Here are some other notable takeaways from the report:

  • Only 6% of U.S. adults have an unfavorable view of Jews, while more than one-third (35%) have a favorable view, Pew found. That balance of opinion (+28 percentage points) makes Jews the most popular faith group among the groups that Pew studied.
  • Jews’ favorability rating is notable given that the U.S. is currently witnessing a surge in antisemitic attacks. Just this week, the FBI reported that the annual number of hate crimes targeting Jews grew by nearly 20% from 2020 to 2021, as Jewish Insider reported.
  • Pew’s survey exposed “striking differences” between the views of Republicans and Democrats, according to Tevington. A larger share of Republicans and those who lean Republican than Democrats and those who lean toward the Democratic Party hold favorable views of mainline Protestants (35% vs. 22%), Catholics (32% vs. 22%) and evangelical Protestants (27% vs. 13%). But a smaller share of Republicans than Democrats hold favorable views of Muslims and atheists, Pew found.

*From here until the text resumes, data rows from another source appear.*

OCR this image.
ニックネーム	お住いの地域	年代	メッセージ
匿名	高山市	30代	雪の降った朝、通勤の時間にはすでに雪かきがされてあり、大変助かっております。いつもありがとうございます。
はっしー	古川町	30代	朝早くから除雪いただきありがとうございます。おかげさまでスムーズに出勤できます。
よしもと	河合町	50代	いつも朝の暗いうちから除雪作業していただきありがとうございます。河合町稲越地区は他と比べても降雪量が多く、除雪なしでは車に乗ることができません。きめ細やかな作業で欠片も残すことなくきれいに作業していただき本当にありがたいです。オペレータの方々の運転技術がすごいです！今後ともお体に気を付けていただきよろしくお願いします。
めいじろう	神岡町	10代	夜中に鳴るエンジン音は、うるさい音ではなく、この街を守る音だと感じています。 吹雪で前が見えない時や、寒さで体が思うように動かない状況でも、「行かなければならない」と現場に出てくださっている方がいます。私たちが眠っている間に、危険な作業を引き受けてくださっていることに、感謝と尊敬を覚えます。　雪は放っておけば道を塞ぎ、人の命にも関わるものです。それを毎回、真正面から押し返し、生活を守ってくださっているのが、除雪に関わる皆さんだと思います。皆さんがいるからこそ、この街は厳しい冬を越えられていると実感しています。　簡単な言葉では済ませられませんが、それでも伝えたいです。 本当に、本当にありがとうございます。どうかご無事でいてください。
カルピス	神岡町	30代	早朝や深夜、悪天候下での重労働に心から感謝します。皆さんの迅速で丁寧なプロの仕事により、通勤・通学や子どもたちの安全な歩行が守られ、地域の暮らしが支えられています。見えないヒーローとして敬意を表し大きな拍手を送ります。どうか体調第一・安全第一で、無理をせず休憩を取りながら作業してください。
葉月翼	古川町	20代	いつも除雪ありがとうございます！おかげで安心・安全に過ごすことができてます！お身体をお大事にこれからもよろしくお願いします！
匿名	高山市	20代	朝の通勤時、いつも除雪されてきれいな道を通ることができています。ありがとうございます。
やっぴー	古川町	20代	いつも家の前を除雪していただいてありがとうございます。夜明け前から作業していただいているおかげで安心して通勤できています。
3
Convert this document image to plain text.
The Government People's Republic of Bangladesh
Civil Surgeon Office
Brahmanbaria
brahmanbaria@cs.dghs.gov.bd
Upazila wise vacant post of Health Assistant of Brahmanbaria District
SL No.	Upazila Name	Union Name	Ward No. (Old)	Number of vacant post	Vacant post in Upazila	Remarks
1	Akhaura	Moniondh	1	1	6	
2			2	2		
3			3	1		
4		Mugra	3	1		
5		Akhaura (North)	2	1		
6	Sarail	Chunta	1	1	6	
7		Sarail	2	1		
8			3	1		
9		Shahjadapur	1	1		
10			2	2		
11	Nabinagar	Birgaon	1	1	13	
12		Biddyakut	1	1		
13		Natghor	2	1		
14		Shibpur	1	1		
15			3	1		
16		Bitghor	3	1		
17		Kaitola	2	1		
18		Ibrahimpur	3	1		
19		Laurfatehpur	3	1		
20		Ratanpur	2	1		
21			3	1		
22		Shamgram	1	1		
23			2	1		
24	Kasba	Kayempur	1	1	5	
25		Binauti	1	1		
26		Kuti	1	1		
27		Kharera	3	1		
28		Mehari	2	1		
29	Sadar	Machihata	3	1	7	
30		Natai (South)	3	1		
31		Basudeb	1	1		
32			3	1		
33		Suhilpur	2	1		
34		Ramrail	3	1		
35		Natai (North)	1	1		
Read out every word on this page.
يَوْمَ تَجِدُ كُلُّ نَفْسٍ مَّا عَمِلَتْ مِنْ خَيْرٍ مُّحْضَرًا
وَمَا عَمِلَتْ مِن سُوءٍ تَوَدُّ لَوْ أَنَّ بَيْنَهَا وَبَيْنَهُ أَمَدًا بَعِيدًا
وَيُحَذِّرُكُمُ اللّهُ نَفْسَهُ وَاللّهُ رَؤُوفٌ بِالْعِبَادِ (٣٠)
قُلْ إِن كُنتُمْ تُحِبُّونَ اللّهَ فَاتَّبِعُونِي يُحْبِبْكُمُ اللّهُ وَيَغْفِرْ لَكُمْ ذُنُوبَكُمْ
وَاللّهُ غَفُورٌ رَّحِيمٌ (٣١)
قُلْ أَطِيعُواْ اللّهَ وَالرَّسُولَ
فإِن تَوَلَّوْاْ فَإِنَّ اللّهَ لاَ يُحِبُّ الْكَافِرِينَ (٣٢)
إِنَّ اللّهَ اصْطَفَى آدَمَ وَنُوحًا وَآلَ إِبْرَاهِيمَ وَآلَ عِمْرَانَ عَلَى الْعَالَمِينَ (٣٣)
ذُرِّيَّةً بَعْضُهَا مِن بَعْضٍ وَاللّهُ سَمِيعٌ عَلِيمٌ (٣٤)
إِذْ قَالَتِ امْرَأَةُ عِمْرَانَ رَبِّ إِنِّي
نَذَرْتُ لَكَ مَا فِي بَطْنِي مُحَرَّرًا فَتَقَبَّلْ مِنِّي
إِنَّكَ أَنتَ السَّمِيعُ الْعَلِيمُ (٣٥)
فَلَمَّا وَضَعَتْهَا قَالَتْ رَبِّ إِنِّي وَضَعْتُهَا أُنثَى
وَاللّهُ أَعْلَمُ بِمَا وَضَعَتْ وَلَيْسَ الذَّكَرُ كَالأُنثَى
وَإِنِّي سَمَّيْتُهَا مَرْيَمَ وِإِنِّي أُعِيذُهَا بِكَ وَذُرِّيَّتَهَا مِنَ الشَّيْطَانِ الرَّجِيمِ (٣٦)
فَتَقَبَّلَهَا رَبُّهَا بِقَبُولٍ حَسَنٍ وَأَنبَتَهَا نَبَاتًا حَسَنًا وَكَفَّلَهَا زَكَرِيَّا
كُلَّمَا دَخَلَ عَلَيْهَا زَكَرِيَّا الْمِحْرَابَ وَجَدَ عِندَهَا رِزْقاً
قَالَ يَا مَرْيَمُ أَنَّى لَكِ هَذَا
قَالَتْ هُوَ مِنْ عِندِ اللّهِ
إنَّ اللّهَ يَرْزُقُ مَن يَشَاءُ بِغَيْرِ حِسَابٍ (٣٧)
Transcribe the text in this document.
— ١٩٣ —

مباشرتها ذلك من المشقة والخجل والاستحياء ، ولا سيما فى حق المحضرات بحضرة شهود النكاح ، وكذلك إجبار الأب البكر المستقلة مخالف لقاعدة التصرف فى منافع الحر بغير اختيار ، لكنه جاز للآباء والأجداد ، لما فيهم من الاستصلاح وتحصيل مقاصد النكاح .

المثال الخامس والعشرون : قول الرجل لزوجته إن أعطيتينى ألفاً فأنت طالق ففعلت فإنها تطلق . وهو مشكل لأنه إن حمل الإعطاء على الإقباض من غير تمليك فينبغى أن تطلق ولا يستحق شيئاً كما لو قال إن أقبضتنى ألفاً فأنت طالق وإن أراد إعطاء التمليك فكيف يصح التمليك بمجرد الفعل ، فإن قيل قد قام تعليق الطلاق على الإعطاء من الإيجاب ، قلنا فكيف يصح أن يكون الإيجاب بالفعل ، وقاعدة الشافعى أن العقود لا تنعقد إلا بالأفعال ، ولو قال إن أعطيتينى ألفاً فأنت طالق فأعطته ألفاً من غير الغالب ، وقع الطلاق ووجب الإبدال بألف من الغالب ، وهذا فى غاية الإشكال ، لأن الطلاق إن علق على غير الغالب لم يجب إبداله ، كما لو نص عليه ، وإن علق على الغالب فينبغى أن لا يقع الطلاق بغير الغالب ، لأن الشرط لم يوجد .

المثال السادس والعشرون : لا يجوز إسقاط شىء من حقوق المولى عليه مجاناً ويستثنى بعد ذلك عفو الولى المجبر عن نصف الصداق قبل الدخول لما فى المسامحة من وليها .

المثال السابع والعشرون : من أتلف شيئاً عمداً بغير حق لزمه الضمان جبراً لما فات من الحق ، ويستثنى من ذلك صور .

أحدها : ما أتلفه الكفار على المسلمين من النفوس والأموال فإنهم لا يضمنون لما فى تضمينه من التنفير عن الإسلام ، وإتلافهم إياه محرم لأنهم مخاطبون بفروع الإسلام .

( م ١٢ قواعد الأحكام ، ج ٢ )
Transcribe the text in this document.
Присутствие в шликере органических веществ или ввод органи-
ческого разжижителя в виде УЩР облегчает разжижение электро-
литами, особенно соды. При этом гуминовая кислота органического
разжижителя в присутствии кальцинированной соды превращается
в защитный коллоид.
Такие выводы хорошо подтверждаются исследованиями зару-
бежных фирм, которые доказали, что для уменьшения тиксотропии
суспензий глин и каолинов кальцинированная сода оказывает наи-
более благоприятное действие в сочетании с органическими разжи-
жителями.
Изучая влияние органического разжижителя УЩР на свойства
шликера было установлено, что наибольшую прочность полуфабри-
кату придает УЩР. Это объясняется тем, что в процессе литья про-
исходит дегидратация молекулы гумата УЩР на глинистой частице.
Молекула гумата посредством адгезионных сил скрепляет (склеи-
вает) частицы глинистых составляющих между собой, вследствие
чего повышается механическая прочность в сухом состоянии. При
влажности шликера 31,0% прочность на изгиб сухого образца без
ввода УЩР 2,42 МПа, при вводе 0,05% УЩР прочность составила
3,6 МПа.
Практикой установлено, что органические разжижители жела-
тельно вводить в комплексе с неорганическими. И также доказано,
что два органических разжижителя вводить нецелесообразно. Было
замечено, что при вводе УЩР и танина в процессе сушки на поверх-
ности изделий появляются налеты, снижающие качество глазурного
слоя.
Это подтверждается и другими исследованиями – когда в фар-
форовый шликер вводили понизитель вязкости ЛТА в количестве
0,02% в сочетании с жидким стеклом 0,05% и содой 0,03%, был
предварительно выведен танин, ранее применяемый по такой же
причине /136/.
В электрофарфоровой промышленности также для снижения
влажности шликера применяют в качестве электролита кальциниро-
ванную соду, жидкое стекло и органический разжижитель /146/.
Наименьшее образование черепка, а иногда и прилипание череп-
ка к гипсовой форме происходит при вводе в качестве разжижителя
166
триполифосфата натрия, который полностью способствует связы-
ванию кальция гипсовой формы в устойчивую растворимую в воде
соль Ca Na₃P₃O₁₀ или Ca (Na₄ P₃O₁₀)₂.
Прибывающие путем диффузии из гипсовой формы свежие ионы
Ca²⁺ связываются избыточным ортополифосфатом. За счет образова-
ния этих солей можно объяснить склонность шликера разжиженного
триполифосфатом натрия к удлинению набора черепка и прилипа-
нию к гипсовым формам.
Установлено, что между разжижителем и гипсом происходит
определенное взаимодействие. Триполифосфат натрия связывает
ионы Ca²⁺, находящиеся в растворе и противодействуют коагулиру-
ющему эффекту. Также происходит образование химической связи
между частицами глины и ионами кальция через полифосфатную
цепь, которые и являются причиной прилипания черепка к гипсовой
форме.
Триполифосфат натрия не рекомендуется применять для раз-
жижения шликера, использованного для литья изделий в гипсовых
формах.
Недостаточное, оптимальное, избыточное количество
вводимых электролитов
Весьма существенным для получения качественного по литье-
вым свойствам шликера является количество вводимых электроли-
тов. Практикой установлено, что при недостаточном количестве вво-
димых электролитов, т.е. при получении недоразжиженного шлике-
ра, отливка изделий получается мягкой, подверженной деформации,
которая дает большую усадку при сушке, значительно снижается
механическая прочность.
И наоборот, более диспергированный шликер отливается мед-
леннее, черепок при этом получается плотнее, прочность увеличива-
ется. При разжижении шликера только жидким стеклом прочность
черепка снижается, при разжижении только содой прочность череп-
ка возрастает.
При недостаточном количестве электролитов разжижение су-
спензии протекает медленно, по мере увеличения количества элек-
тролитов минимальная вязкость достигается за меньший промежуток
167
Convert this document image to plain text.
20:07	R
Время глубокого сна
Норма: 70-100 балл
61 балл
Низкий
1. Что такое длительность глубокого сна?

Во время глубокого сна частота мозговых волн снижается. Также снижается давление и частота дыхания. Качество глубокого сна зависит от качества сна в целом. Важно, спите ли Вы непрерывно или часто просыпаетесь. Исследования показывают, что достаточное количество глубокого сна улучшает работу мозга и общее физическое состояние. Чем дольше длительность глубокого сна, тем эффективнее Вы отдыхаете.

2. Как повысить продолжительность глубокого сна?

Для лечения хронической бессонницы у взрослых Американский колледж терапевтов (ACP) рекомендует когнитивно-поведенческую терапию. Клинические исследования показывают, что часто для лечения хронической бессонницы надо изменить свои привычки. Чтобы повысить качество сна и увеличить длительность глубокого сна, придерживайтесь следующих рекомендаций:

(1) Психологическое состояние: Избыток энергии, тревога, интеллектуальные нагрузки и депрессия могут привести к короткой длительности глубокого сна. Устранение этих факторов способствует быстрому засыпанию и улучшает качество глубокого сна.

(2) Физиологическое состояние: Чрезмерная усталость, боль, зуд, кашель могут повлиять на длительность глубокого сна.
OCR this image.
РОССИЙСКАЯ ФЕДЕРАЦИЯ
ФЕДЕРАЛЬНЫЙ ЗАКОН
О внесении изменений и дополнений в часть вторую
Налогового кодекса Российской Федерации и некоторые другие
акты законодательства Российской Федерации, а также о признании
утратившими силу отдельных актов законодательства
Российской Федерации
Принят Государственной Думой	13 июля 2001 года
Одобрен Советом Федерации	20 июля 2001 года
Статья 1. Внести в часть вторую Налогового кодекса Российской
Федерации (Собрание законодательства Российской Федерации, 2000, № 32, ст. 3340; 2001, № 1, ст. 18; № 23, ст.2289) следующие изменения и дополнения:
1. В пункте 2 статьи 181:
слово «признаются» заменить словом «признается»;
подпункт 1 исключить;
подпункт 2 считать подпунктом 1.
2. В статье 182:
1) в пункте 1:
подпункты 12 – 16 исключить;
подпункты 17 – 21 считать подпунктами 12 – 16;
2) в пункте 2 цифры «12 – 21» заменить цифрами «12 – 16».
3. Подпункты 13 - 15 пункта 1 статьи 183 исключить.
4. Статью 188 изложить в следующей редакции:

  • Republicans and Democrats alike are more likely to hold positive than negative opinions of Jews. “About 4 in 10 Republicans say they see Jews positively (38%), as do one-third of Democrats (33%). Identical shares view them negatively (6% each),” Pew reported.
  • Americans, overall, are not as negative as you might think. Four in 10 (41%) do not hold unfavorable views of any of the groups Pew studied. Around one-quarter (24%) hold unfavorable views of only one of the groups studied.

Pew’s findings are based on a survey of 10,588 U.S. adults conducted online from Sept. 13-18, 2022. The margin of error for the full sample is plus or minus 1.5 percentage points.